At least 45 people died as a result of Hurricane Florence with an estimated $38 billion damage.
Tropical Storm Gordon formed over the Upper Keys on September 3 with wind speeds of 45 mph. It brought heavy rain and gusty winds to South Florida and the Gulf Coast.
It tracked up the Gulf Coast of Florida and made landfall close to Biloxi, Mississippi with wind speeds of 70 mph but it quickly dissipated.
At least one death was caused by the storm.
Alabama, Mississippi and Louisiana all declared states of emergency.
Tropical Storm Helene formed off the coast of Senegal, West Africa on September 8. By the following day it had become a category 1 hurricane with wind speeds of 85 mph.
It started tracking west northwest and by Thursday it had veered onto a more northerly track. It was forecast to continue tracking northwards as a category 1 hurricane and then northeasterly towards Ireland and the United Kingdom.
On the same day as Helene, Tropical Storm Isaac formed west of the Cabo Verde Islands. Like Helene it quickly became a hurricane making it the third concurrent active hurricane along with Florence and Helene.
It started moving westwards at about 14 mph and was forecast to track towards the Eastern Caribbean.
By Thursday it was east of Dominica as a Tropical Storm with wind speeds of 45 mph. It gradually dissipated by September 15.
Subtropical Storm Joyce formed off the west coast of Africa on September 12 becoming the fourth consecutive active storm.
It started tracking south westerly with wind speeds of 45 mph. It interacted with Hurricane Helene as it turned eastwards and weakened into a Tropical Depression.
Tropical Storm Kirk formed on September 22 off the west coast of Africa near Sierra Leone and started quickly tracking westwards at 21 mph with wind speeds of 40 mph.
It was expected to strengthen a little as it moved towards the Eastern Caribbean but by September 24 it had degenerated only to become a tropical storm once again.
It made landfall on St Lucia on September 28 but degenerated again the following day.
Subtropical Storm Leslie formed on September 23 southwest of the Azores with wind speeds of 40 mph.

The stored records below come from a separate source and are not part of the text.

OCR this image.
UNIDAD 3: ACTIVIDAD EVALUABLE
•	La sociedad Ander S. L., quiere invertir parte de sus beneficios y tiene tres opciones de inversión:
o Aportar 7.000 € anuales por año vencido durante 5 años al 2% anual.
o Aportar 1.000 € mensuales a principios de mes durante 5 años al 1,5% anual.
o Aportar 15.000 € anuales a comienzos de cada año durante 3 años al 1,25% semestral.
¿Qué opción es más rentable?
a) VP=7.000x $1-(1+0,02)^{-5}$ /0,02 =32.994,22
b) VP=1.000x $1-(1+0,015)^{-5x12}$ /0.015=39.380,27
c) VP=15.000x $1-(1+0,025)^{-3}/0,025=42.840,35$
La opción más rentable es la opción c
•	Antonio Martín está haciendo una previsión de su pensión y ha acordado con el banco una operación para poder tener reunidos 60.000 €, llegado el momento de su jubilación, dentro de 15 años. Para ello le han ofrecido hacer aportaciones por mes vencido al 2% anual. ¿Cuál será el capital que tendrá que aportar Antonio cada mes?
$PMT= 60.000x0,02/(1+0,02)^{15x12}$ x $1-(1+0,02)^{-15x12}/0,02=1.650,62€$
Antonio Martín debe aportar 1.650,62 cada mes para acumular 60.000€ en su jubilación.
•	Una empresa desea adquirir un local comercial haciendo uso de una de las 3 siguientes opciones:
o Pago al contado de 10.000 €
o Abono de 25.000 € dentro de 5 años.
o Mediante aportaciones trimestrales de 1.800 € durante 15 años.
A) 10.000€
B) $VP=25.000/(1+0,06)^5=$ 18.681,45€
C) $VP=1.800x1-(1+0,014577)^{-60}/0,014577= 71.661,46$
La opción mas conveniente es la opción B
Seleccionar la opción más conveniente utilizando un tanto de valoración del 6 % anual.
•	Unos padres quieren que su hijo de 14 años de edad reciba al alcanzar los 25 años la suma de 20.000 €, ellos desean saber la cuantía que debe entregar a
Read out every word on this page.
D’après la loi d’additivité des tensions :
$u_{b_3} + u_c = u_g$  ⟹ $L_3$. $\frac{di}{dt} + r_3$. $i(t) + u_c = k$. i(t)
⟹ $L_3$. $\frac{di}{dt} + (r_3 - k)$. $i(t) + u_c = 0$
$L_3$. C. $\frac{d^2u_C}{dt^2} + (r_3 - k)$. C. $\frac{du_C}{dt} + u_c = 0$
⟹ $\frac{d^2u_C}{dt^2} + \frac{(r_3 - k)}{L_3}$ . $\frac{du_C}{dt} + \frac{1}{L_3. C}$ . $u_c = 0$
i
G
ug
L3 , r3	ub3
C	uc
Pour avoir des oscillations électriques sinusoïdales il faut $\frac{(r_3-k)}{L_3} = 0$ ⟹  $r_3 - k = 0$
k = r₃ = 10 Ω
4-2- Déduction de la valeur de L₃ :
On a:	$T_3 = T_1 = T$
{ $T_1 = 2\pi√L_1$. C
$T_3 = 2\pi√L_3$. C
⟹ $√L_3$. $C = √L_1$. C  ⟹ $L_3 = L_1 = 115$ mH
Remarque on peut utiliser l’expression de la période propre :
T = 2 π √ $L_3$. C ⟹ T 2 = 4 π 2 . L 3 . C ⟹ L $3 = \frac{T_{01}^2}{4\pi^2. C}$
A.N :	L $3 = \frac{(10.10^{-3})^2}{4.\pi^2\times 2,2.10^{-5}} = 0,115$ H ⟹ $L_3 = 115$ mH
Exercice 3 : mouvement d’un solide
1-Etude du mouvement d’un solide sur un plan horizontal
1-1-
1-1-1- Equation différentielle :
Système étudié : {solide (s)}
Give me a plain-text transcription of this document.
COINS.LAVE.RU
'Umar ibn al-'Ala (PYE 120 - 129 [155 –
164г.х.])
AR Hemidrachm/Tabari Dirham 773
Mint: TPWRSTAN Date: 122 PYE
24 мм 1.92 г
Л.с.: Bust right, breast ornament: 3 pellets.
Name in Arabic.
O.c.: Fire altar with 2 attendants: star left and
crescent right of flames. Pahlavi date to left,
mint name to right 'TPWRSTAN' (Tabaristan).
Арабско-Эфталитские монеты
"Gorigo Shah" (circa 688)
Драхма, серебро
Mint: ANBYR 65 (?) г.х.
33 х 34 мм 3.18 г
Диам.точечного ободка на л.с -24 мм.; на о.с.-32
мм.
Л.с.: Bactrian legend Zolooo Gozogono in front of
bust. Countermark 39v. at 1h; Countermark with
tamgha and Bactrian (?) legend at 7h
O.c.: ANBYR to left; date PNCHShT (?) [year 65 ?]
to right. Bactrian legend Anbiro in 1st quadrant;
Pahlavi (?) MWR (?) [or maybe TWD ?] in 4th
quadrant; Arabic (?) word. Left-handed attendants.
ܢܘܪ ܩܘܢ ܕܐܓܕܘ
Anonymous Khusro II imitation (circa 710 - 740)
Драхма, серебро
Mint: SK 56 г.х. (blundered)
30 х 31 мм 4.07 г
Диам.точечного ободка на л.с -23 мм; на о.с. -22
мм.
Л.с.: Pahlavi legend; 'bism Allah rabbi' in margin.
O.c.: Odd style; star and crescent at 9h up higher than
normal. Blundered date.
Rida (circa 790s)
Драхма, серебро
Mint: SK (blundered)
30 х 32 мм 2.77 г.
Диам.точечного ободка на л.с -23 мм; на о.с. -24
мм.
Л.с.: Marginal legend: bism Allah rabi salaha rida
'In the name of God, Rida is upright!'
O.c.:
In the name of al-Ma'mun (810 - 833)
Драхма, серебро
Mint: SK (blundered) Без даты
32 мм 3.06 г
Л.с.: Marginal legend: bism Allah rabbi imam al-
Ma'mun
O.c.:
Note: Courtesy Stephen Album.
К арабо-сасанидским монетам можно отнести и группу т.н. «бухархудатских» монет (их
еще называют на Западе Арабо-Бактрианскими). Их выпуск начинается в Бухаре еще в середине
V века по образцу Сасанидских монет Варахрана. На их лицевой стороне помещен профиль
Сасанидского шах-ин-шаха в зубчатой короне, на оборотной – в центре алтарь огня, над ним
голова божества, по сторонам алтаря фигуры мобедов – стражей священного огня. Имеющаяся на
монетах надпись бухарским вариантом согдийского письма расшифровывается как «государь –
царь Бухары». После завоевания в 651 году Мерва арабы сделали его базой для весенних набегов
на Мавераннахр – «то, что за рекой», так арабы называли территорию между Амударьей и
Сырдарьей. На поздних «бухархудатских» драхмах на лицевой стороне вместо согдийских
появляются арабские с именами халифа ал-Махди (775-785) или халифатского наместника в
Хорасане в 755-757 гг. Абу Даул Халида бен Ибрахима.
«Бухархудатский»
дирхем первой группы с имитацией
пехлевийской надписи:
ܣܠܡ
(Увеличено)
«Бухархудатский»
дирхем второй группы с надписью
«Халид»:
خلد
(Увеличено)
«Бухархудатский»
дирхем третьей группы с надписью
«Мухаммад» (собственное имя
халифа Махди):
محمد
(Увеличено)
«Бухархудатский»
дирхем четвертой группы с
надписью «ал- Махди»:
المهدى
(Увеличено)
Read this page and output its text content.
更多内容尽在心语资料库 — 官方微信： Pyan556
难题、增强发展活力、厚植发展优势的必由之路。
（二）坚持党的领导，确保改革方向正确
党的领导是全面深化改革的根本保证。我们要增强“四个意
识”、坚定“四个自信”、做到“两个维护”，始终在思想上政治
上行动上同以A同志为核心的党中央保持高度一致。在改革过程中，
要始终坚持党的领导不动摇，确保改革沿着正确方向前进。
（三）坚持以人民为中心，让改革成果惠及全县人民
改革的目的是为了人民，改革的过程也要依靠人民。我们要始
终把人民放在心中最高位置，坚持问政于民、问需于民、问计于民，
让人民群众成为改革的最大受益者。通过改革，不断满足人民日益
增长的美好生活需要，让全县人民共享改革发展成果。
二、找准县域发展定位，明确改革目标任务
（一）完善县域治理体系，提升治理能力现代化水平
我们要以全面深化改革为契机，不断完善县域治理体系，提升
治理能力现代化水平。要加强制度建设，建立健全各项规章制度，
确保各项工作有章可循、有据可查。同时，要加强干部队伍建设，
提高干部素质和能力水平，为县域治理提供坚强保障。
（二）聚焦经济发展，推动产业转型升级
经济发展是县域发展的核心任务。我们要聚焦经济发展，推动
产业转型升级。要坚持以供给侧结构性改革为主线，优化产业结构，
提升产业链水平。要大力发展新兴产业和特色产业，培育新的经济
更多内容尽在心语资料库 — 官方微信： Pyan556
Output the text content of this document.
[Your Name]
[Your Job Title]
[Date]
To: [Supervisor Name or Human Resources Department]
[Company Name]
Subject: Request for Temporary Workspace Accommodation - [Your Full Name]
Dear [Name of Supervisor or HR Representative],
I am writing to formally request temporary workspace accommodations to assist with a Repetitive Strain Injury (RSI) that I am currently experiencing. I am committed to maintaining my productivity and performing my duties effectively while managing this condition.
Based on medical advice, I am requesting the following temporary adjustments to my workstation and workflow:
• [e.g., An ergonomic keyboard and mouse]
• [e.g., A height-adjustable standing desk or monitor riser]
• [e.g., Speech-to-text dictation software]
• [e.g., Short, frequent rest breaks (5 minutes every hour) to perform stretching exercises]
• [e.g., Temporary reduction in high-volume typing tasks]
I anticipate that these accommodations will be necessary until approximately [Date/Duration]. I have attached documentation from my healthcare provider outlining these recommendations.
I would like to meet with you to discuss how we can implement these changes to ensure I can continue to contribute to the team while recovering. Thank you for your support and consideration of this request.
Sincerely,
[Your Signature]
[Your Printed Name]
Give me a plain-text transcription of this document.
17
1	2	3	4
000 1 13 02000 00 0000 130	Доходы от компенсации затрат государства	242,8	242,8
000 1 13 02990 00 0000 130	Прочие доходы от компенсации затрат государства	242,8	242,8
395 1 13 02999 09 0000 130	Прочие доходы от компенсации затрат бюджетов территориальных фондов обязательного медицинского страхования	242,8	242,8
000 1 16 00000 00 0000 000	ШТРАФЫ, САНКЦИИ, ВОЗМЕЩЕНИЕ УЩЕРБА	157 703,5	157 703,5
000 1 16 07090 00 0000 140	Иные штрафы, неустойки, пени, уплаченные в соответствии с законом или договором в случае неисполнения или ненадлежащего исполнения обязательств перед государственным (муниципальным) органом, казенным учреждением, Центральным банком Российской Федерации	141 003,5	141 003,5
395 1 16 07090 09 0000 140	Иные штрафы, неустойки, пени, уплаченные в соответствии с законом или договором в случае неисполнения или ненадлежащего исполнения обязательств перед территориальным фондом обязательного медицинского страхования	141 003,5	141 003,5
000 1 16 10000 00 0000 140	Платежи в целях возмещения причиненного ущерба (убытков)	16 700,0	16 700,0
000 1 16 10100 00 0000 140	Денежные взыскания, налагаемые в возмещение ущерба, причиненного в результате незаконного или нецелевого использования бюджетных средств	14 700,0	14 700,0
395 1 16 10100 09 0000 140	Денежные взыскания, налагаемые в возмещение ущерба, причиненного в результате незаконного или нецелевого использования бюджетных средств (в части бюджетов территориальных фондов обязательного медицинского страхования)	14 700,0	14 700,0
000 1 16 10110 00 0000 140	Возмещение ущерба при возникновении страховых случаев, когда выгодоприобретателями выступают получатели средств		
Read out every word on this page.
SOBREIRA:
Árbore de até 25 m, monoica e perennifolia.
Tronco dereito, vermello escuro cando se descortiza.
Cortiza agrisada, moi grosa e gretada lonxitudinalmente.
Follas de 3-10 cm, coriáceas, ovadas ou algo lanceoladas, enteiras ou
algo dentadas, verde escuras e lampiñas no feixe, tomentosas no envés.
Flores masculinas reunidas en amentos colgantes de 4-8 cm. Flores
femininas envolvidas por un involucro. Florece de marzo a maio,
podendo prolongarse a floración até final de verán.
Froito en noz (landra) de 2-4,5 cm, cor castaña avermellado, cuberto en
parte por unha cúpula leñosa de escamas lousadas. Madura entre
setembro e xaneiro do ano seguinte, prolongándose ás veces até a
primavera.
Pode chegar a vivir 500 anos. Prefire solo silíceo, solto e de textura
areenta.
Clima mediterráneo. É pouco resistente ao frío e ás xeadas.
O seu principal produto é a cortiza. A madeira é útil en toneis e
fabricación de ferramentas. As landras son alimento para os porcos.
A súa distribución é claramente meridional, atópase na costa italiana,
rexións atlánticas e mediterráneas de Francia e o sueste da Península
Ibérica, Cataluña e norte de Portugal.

Initially it slowly moved westwards at 3 mph but was expected to be pushed back eastwards over the next 24 hours.
Like Kirk before it Leslie also weakened before strengthening into the sixth hurricane of the season.
By October 8, it was around 1,000 miles east-northeast of Bermuda with wind speeds of 50 mph moving east-southeast at 14 mph.
On October 7, Tropical Storm Michael formed in southwestern Caribbean Sea off the coast of the Yucatan Peninsula.
By October 8, it became a hurricane and continued moving north at 7 mph with wind speeds of 75 mph.
It was forecast to strengthen into a major hurricane with wind speeds of 120 mph and make landfall somewhere in the Florida Panhandle on Wednesday. Florida declared a state of emergency in advance of the impact.
By the early hours of Wednesday morning it had strengthened into a major category 4 hurricane with wind speeds of 140 mph, heading northwards at 13 mph.
Hurricane Michael made landfall on the Panhandle coastline near Mexico Beach bringing a dangerous storm surge and heavy rain. Over half a million people were left without power in its wake.
Wind speeds reached 155 mph as it hit the coast, making it the third strongest storm in history to hit mainland USA. By Thursday wind speeds were still around 50 mph as it tracks north eastwards towards the Atlantic coast through the Carolinas and Virginia. It is expected to strengthen once over water again.
At least two people have died in the USA plus a further 13 in Central America.